During the past few decades, Basic Science Research at the Reynolds Institute has led to several seminal discoveries that support our overarching goal of preserving function for as long as possible in seniors, including developing “Strategies Toward Overcoming and Preventing Alzheimer’s” (STOP Alzheimers). These advances improve our understanding of genetic risk factors such as the inheritance of specific gene alleles, aging and the wear and tear of time, metabolic obesity, and Type 2 diabetes… and how those factors favor the development of neurodegenerative conditions ― including that of Down’s syndrome, Alzheimer’s and Parkinson’s disease, and vascular dementia.
Our newest research focuses on: how the most important genetic risk factor for the development of Alzheimer’s disease, the APOE4 gene, interacts with specific DNA sequences to control the nerve cells’ ability to rid itself of unwanted or misfolded proteins; how environmental factors such as obesity and Type 2 diabetes act to deprive nerve cells of glucose and promote neuronal stress and loss; and, with our collaborator Dr. Peter Crooks, how specifically targeted brain-penetrant drugs decrease the levels of glial activation and production of neuroinflammatory proteins, prevent the formation of aggregates and destroy previously formed aggregates in C. elegans, and alter the effects of dietary changes that favor the development of metabolic syndrome reminiscent of Type 2 diabetes.
Neurodegenerative Disease Faculty
Dr. Meenakshisundaram Balasubramaniam is an Inglewood Scholar who is a computational biologist and has research interests in Neurodegenerative disease, Computational modeling, Molecular Dynamics Simulations, protein structure, dynamics, and functions, drug-discovery, and glioblastoma.
Dr. Steven Barger’s research has encompassed several topics throughout his career, including the following: basic elements of gene regulation which distinguish neurons from other cell types; discovery of neurotransmitter release by non-neuronal cells under conditions of brain inflammation (and the mechanisms that control this phenomenon); bioactivity of proteins fundamentally involved in Alzheimer’s disease, including the amyloid precursor protein, apolipoprotein E, and presenilins; events and molecules involved in supplying the brain with energy, namely glucose. His current project focuses on links between glucose transport and age-related processes occurring in astrocytes, the cells in the brain that support the neurons. Over a life-time, astrocytes lose some of their ability to move glucose from the bloodstream into the brain. This may contribute to the cognitive problems associated with aging which are further exaggerated in Alzheimer’s disease. Ultimately, it is anticipated that this study will help characterize the changes that occur during aging that make the elderly more vulnerable to dementias such as Alzheimer’s disease and, perhaps, the mental deterioration that sometimes occurs in diabetes.
Dr. Sue Griffin’s discoveries, regarding the brain’s own immune cells (the small cells called microglia) and how when activated by neuronal stress these cells set the stage for chronic neuroinflammation that acts to drive neurodegenerative events which then give rise to protein aggregation and the characteristic neuropathological features of Down’s Syndrome at middle age and Alzheimer’s and Parkinson’s Diseases in older age.
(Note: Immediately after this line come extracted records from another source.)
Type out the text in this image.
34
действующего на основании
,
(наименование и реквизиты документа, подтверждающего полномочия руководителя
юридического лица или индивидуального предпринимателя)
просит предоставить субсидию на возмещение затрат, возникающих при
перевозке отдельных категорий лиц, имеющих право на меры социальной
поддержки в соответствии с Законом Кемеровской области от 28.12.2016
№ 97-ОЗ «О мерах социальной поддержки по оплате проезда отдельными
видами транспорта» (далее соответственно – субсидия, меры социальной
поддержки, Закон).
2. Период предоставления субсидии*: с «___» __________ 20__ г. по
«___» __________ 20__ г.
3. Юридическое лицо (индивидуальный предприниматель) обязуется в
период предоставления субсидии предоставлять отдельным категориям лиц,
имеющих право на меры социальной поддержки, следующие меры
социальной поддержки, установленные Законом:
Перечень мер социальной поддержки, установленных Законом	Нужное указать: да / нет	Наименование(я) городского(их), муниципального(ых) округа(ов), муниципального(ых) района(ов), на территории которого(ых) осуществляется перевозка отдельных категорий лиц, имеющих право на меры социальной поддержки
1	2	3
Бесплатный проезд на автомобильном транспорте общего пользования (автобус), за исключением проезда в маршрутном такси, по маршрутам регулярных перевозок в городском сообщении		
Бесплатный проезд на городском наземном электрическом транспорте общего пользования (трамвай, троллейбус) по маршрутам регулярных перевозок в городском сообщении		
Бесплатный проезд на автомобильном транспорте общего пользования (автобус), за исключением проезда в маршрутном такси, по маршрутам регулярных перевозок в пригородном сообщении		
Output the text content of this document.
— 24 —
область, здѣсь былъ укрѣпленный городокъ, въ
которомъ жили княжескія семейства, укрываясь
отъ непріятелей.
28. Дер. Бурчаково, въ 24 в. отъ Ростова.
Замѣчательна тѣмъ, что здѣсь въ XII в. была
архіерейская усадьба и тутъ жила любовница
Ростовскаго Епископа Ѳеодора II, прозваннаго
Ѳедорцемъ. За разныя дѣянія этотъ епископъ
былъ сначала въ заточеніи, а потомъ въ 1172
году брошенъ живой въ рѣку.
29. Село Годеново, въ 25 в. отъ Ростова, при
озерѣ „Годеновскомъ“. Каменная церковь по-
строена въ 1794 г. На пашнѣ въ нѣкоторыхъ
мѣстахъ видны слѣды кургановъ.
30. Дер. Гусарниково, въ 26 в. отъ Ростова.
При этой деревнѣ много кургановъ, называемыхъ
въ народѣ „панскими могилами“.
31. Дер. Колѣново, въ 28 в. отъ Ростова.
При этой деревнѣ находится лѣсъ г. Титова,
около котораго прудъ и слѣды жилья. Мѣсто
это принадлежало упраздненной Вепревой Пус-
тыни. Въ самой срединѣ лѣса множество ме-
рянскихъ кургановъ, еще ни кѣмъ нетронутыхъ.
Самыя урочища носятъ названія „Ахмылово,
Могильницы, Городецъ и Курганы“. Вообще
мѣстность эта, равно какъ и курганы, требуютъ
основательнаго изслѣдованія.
The Lyon Aging Cardiovascular Research Center (LACRC), partly supported by the Lyon Foundation, is dedicated to delineating the influence of adult advancing age on the heart and the vasculature. It aims to better understand the heart-brain connection and to seek new treatments with minimal side effects, as well as to delay and/or reverse age-related changes and preserve cognition and cardiovascular function at the optimal level for as long as possible.
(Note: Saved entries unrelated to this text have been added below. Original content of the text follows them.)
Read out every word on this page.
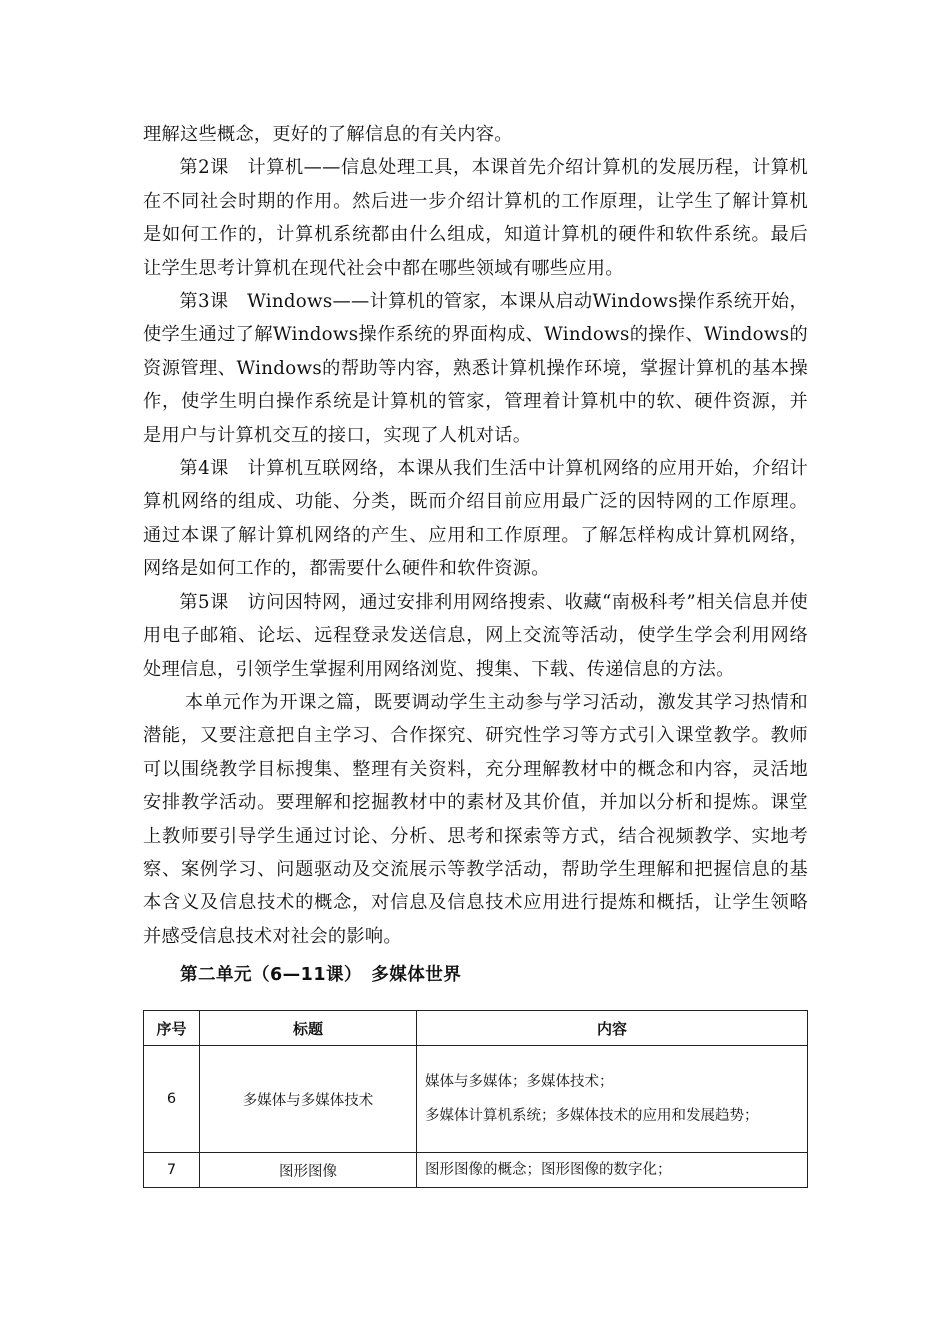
理解这些概念，更好的了解信息的有关内容。

第2课　计算机——信息处理工具，本课首先介绍计算机的发展历程，计算机在不同社会时期的作用。然后进一步介绍计算机的工作原理，让学生了解计算机是如何工作的，计算机系统都由什么组成，知道计算机的硬件和软件系统。最后让学生思考计算机在现代社会中都在哪些领域有哪些应用。

第3课　Windows——计算机的管家，本课从启动Windows操作系统开始，使学生通过了解Windows操作系统的界面构成、Windows的操作、Windows的资源管理、Windows的帮助等内容，熟悉计算机操作环境，掌握计算机的基本操作，使学生明白操作系统是计算机的管家，管理着计算机中的软、硬件资源，并是用户与计算机交互的接口，实现了人机对话。

第4课　计算机互联网络，本课从我们生活中计算机网络的应用开始，介绍计算机网络的组成、功能、分类，既而介绍目前应用最广泛的因特网的工作原理。通过本课了解计算机网络的产生、应用和工作原理。了解怎样构成计算机网络，网络是如何工作的，都需要什么硬件和软件资源。

第5课　访问因特网，通过安排利用网络搜索、收藏“南极科考”相关信息并使用电子邮箱、论坛、远程登录发送信息，网上交流等活动，使学生学会利用网络处理信息，引领学生掌握利用网络浏览、搜集、下载、传递信息的方法。

本单元作为开课之篇，既要调动学生主动参与学习活动，激发其学习热情和潜能，又要注意把自主学习、合作探究、研究性学习等方式引入课堂教学。教师可以围绕教学目标搜集、整理有关资料，充分理解教材中的概念和内容，灵活地安排教学活动。要理解和挖掘教材中的素材及其价值，并加以分析和提炼。课堂上教师要引导学生通过讨论、分析、思考和探索等方式，结合视频教学、实地考察、案例学习、问题驱动及交流展示等教学活动，帮助学生理解和把握信息的基本含义及信息技术的概念，对信息及信息技术应用进行提炼和概括，让学生领略并感受信息技术对社会的影响。

第二单元（6—11课）　多媒体世界
序号	标题	内容
6	多媒体与多媒体技术	媒体与多媒体；多媒体技术；
多媒体计算机系统；多媒体技术的应用和发展趋势；

7	图形图像	图形图像的概念；图形图像的数字化；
Cardiovascular Disease Faculty
Jeanne’s current major research interests include elucidating the effects of age on the brain, heart, vasculature and how cardiovascular changes affect cognition. She is interested in innovating cost effective care in frail elders, including ways to enhance cognitive resilience. She has received NIH research funding for over 35 years.
Dr. Gohar Azhar’s aging cardiovascular research interests include investigating transcriptional control of the aging heart and physiological evaluation of stress responses of the aging cardiovascular system. Dr. Azhar was co-investigator on the NIH/NIA project titled “Transcription Regulation in the Aging Heart”. She is also P.l. on an STTR, titled, “Nutritional Therapy in Elderly with Heart Failure”, phase I on which was recently completed. In addition, she is collaborating on grants with investigators within the RIOA, across campus and at the Nutrition Center at the Arkansas Children’s hospital.
Dr. Xiaomin Zhang is experienced in molecular biology, transgenesis and the genetic aspects of disease and aging. Dr. Zhang’s main research interests include the transcriptional regulation of gene expression during aging and senescence, and the mechanisms underlying age-related changes in the heart and skeletal muscle. He is also interested in using molecular biology approaches to generate mouse models that resemble certain aspects of aging, and using these models to enhance our understanding the mechanism of aging and senescence.